The NBA announced its national television schedule for the opening week of the regular season, along with its Christmas Day lineup and Martin Luther King Jr Day games yesterday.
The full television schedule for the season, which will tip-off on October 16, will be released on Friday.
Here are observations from the release of the key dates.
#NBAXmas 2018!— NBA (@NBA) August 8, 2018
12pm/et: @Bucks/@nyknicks (ESPN)
3pm/et: @okcthunder/@HoustonRockets (ABC)
5:30pm/et: @sixers/@celtics (ABC)
8pm/et: @Lakers/@warriors (ABC/ESPN)
10:30pm/et: @trailblazers/@utahjazz (ESPN) pic.twitter.com/yILe6tOVgg
No LeBron on opening night
With the Boston Celtics facing the Philadelphia 76ers to begin the season, and the Golden State Warriors receiving their championship rings before playing the Oklahoma City Thunder in the second game, that means LeBron James’ debut with the Los Angeles Lakers won’t come on opening night.
It surprisingly won’t come at the Staples Center either as the Lakers will travel to Portland to kick off their campaign on October 18.
James does get prime billing on Christmas and Martin Luther King Jr Day though, with Los Angeles meeting Golden State on both occasions, so there will be no shortage of Lakers in primetime.
Reviving the rivalry
With the Western Conference as loaded as it is, the NBA is really trying to highlight the best part of the East by pushing Celtics-Sixers on opening night and again on Christmas.
It’s one of the league’s most storied rivalries and was one of the more entertaining series to watch in the playoffs this past season, but it has the chance to become more one-sided now that Kyrie Irving and Gordon Hayward are healthy.
The NBA missed an opportunity to give us a mouth-watering game on Christmas by leaving out a Toronto Raptors-San Antonio Spurs clash, which would have had Kawhi Leonard and DeMar DeRozan going against their former teams.

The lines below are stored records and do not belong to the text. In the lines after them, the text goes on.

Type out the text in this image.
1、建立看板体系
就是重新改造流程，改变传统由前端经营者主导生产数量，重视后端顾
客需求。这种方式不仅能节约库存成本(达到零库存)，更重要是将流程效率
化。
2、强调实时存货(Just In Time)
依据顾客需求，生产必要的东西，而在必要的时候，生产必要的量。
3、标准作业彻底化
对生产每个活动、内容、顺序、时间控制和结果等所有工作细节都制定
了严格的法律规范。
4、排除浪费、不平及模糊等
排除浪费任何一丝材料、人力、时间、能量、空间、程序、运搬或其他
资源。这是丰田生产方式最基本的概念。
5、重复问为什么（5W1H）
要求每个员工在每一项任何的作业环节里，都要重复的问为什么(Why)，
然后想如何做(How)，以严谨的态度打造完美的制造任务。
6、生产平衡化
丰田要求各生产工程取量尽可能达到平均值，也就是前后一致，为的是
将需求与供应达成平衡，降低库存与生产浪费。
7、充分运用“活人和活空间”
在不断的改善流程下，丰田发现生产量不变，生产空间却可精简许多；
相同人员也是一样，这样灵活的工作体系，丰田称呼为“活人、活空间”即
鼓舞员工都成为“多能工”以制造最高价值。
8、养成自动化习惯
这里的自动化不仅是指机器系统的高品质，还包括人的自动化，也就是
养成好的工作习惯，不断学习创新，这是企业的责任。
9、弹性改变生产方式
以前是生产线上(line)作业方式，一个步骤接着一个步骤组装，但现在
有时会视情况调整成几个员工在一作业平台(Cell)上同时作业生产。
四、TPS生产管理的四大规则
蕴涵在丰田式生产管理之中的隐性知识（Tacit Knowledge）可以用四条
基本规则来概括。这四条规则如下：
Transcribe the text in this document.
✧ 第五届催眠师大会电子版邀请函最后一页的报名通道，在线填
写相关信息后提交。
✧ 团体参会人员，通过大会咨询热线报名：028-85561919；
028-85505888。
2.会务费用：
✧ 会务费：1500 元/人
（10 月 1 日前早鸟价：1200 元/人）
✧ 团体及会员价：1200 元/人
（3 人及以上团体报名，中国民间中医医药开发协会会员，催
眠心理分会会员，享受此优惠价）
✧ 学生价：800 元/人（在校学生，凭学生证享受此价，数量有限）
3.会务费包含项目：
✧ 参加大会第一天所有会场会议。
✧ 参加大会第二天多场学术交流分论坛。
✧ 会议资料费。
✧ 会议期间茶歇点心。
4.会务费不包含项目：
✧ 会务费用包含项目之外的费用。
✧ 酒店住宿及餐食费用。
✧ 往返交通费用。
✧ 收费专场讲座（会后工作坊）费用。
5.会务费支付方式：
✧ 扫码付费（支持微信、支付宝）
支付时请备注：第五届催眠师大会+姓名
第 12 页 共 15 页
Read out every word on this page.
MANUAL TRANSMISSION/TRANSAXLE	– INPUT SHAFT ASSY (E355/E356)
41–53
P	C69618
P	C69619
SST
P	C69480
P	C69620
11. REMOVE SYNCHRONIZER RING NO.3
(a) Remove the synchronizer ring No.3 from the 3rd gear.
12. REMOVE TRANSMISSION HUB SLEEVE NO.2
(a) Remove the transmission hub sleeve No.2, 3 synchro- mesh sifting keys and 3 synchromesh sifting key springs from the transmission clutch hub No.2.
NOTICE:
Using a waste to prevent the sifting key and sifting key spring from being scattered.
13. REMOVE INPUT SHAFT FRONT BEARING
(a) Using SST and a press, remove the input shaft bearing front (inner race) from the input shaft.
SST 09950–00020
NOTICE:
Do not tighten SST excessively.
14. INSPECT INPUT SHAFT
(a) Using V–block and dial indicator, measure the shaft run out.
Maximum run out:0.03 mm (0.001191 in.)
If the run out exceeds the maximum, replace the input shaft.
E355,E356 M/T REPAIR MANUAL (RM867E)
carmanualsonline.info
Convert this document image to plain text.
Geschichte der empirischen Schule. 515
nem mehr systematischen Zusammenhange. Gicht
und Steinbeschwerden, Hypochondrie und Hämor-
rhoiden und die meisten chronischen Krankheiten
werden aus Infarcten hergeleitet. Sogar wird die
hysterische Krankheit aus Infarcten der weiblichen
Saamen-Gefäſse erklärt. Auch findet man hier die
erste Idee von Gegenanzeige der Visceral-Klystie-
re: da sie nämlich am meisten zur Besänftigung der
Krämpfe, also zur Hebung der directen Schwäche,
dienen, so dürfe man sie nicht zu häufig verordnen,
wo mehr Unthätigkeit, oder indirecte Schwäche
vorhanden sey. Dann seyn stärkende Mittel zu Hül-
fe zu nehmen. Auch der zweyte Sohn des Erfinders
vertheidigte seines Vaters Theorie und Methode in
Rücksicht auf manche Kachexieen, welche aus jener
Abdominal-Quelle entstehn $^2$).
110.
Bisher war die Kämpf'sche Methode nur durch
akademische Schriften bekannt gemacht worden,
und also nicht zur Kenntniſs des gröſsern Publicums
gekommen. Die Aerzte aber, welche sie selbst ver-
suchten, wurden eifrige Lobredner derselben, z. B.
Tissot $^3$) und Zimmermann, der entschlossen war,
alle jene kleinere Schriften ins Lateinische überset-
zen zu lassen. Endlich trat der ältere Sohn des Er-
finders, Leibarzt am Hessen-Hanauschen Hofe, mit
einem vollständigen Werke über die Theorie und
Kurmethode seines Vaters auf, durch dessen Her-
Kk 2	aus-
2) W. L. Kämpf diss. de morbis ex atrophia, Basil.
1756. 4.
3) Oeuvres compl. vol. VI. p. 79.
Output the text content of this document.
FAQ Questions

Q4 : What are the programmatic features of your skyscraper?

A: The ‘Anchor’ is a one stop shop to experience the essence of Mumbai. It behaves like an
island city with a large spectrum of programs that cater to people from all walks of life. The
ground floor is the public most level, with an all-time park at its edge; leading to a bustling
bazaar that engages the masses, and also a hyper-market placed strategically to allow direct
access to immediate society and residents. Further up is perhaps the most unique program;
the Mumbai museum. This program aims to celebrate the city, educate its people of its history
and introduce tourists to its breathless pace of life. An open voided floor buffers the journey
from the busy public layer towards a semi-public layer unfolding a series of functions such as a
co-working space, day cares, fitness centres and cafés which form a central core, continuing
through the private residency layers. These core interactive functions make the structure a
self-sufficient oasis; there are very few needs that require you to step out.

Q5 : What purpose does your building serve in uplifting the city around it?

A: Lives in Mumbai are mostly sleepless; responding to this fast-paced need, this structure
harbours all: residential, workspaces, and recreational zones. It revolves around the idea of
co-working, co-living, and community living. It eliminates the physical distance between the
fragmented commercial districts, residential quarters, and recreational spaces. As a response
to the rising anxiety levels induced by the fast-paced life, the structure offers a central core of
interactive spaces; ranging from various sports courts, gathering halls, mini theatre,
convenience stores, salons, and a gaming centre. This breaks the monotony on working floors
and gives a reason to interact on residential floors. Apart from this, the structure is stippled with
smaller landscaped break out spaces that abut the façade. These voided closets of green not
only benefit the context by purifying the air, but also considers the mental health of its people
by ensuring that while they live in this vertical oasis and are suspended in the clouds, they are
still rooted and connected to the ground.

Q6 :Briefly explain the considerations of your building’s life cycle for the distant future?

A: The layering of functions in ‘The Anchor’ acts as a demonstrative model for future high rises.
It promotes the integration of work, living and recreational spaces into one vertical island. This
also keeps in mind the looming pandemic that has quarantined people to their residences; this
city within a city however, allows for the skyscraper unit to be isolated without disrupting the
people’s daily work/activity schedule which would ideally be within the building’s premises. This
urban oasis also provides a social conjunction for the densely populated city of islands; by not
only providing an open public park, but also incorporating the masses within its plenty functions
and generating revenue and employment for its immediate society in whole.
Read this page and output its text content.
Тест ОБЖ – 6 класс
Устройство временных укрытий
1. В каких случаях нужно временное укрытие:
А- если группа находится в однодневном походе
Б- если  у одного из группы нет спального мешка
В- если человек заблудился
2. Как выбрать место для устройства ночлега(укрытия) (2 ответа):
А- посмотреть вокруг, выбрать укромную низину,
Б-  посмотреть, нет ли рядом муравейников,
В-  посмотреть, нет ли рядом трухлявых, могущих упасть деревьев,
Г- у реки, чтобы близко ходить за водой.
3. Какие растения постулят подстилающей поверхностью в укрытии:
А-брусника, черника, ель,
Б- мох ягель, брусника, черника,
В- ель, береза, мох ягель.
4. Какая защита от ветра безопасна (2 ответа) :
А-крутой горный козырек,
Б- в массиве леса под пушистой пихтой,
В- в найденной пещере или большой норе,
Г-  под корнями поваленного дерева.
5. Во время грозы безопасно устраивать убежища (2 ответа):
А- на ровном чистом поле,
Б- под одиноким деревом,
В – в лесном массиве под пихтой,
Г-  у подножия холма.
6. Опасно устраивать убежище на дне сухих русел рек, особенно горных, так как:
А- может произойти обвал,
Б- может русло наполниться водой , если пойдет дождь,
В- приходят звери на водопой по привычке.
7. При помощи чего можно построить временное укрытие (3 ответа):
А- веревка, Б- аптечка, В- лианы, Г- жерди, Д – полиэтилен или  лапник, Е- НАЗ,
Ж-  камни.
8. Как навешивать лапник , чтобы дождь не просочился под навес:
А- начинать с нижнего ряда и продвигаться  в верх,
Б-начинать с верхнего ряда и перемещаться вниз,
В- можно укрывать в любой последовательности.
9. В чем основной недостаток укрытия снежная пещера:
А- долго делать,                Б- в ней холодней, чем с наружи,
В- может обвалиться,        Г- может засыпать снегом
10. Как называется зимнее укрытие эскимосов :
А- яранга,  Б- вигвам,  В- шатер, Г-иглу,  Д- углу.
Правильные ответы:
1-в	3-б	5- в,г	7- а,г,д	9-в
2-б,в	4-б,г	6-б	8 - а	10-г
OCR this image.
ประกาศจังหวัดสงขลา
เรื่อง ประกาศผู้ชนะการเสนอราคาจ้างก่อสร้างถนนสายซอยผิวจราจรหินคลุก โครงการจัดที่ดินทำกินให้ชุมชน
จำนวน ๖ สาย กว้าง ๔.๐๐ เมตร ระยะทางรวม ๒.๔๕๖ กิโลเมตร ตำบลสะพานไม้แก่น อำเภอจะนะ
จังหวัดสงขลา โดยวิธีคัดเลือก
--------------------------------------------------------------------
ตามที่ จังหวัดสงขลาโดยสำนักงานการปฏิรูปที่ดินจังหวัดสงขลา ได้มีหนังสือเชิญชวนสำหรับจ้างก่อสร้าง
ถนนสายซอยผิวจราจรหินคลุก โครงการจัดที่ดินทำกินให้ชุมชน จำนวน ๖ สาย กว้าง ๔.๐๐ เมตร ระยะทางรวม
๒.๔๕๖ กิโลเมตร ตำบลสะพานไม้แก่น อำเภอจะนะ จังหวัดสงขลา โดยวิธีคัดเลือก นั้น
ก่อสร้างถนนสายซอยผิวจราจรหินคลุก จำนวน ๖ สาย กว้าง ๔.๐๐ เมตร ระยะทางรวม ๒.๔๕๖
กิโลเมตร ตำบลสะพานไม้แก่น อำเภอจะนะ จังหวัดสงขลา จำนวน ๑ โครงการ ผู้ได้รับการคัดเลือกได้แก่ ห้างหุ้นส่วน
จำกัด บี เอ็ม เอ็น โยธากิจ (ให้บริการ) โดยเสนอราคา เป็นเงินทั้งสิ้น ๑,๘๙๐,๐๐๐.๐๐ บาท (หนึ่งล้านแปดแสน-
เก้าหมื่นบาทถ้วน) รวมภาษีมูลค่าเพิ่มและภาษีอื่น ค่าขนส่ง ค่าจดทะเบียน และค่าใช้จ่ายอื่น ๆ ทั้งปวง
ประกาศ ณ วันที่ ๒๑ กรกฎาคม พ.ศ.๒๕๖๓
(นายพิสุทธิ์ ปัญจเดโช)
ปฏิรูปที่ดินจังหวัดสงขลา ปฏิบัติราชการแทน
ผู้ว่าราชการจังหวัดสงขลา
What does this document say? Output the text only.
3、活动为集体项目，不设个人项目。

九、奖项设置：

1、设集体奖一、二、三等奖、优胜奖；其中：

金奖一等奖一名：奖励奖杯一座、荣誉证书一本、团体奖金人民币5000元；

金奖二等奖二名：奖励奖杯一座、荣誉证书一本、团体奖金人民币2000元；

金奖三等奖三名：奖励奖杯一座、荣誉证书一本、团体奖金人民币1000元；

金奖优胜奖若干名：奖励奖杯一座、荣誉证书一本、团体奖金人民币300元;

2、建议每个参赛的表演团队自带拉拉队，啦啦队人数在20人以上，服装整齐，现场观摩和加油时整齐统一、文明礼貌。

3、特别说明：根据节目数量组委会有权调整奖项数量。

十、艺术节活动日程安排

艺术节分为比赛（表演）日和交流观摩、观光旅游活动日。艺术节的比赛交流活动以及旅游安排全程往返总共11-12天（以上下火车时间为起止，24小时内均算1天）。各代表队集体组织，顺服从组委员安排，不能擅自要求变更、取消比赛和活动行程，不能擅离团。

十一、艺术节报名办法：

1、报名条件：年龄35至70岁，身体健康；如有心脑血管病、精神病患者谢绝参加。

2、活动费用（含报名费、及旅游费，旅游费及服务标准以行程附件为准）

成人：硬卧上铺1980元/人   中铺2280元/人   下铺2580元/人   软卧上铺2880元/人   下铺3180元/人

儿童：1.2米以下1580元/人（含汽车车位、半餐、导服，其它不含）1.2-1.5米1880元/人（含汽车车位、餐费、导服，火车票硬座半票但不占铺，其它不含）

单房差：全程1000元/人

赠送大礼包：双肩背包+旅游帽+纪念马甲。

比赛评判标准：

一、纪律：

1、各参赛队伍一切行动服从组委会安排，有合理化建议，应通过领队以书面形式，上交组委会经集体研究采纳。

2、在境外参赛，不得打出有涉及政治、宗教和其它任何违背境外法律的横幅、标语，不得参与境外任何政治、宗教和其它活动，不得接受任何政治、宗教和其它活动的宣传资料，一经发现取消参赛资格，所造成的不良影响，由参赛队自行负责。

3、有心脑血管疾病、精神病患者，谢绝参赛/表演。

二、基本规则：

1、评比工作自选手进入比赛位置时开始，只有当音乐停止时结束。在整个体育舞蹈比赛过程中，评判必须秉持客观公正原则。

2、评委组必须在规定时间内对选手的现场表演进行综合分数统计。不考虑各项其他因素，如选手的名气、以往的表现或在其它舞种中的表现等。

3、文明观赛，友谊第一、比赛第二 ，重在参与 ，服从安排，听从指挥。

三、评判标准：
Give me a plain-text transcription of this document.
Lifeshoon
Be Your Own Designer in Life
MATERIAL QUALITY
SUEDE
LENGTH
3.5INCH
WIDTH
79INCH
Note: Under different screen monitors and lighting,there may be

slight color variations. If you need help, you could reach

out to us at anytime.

Instead, we’ll have to watch the New York Knicks play the Milwaukee Bucks. Who was clamoring for that match-up? Yawn.
LeBron James is coupling his social activism with his new presence in Hollywood to create a three-part documentary series titled ‘Shut Up and Dribble’.
Showtime announced the series, which will in October, around the same time James will make his debut with the Los Angeles Lakers.
The series will provide “a powerful inside look at the changing role of athletes in our fraught cultural and political environment, through the lens of the NBA”, according to Showtime.
The title is based off a comment made by Fox News host Laura Ingraham, who told James to “shut up and dribble” after criticising him for his political commentary on United States President Donald Trump.
James is the executive producer of the series along with friend and business partner Maverick Carter, while Gotham Chopra, who worked with Kobe Bryant and Tom Brady on video projects, will serve as the director.
David Nevins, president and CEO of Showtime Networks Inc., said in a statement: “If being a star athlete is inherently a political experience, ‘Shut Up and Dribble’ tells that complex and dramatic story from the past to the present and from the inside out.
“LeBron James is one of many competitors whose place in the spotlight has led not to silence but perspective, and he, Maverick Carter and Gotham Chopra have given us an important, insightful docuseries that should bring their fans and fellow citizens to a higher level of discourse, rather than the dismissal satirised in the title.”
Zhaire Smith should have known that once he became the rookie the Philadelphia 76ers left draft night with, an injury was in his not-so-distant future.
And now, less than two months after he entered the league, Smith has suffered a fractured left foot while taking part in a development camp in Las Vegas, which will require surgery later this week, according to Yahoo Sports.
This is nothing new for the Sixers, who have lost one of their rookies for a prolonged period due to injury every year since 2013.
First it was Nerlens Noel, who, after being drafted sixth overall in 2013, missed the entire season to recover from knee surgery.
Then Joel Embiid missed not only his first year after being drafted third overall in 2014, but the following year too with a foot issue.
Ben Simmons continued the trend with a foot injury of his own to sit out all of 2016-17 after being drafted first overall.
Last year’s situation with Markelle Fultz, however, was by far the weirdest as a puzzling shoulder problem kept the first overall selection sidelined the first 68 games and altered his shooting form.
Of all the curses in sports, the voodoo on 76ers rookie is one of the most inexplicable. A lengthy title drought is considered a hex for many franchises, but winning a championship is extremely difficult and is often helped by luck.
Rookies getting injured every year in a mysterious manner during the offseason and then missing most, if not all of the season? That’s just too specific and improbable to be chalked up as a coincidence.
Smith nearly avoided this fate when he was drafted by the Phoenix Suns with 16th overall pick in this year’s draft, but was later traded to the Sixers for Mikal Bridges.
It’s unclear how long Smith will be out of action, but the injury is substantial enough that it continues Philadelphia’s terrible injury luck another year.